Suzi paints animals in acrylic and enjoys capturing the expressions of the animals she adores. She has spent years fine-tuning her techniques to portray the animals she cares about in the style of realism.
In 2018, the Maybank Foundation invited Suzi to exhibit two of her masterpieces, the Malayan tigers at the Maybank gallery in Kuala Lumpur. She was featured in The Better World in 2017, as one of the six women chosen for a global online community from Singapore to celebrate International Women's day. The better World is a website that shares real-life stories from all walks of life. it's purpose is to give hope and inspire others o take positive actions and make things happen.
Suzi has long admired a complex technique developed and perfected by the famous Japanese artist Riusuke Fukahori - the three-dimensional lifelike goldfish painting in resin. The amazing details of his work fascinated her. However, the complex and painstaking process of painting goldfish between the layers and layers of dried resin that look like water almost put her off. Fortunately, the words of encouragement from her youngest son prompted her to convince herself to experiment and work with these new materials and techniques that were totally out of her comfort zone.
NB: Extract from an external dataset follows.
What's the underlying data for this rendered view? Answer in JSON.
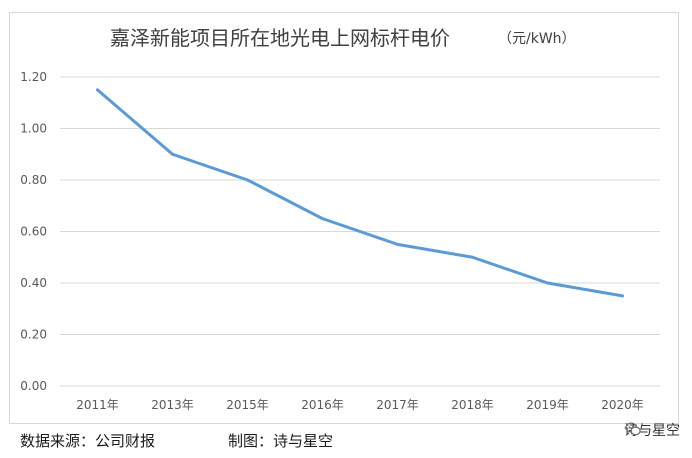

With months of practice and sheer determination, Suzi finally mastered the technique of creating these hyper-realistic swimming goldfish. Feeling excited, she shared her newfound knowledge with those who wanted to learn this unusual form of art.
“The act of sharing is important. I believe in the healing power of art. Sharing brings happiness.” She explains, smiling.
Just like her rock painting, her impressive goldfish painting in resin attracted worldwide buyers. The good reviews inspired Suzi to create other three-dimensional real-life artworks of sea creatures such as turtles, sharks and octopus.
Suzi donates a portion of the sales to her favourite animal rescue groups from each art piece sold. She believes in giving back to society and wish to see others do the same.
Despite Suzi enjoyed sharing her art skills with others, however, she decided to stop teaching art in 2018. Today, she focuses solely on creating realistic animal portraits to raise awareness about animal welfare.
Suzi’s work was featured local newspapers such as The Star, New Straits Times and local and international art magazines.
For the past twenty years, she invited her viewers to enjoy her art with bigger purposes in mind: to help pet owners preserve the memories of their furry friends and get the public think about the wild animals that are disappearing on a massive scale in the rainforests.
“Deforestation is a serious problem. I see animals as gifts from the creator. It is our responsibility to protect endangered species and not to harm them. After all, we are the smartest creatures on planet earth. If we can’t take care of our planet, who will? This is where my art can make a difference.” Her eyes sparkle as she speaks.
You can find Suzi’s painting for Art In The City campaign, titled “Gentle Giant”, on a side of a building at the KL Citywalk in Kuala Lumpur. She is also a strong advocate for Bornean Sun Bear Conservation Centre (BSBCC). She has created custom-made promotional items and souvenirs to raise money for the founder of BSBCC, Mr Wong Siew Te.
Suzi’s courage to pursue her dreams has allowed her to make a real and lasting contribution to the lives of animals. To Suzi, the best is yet to come.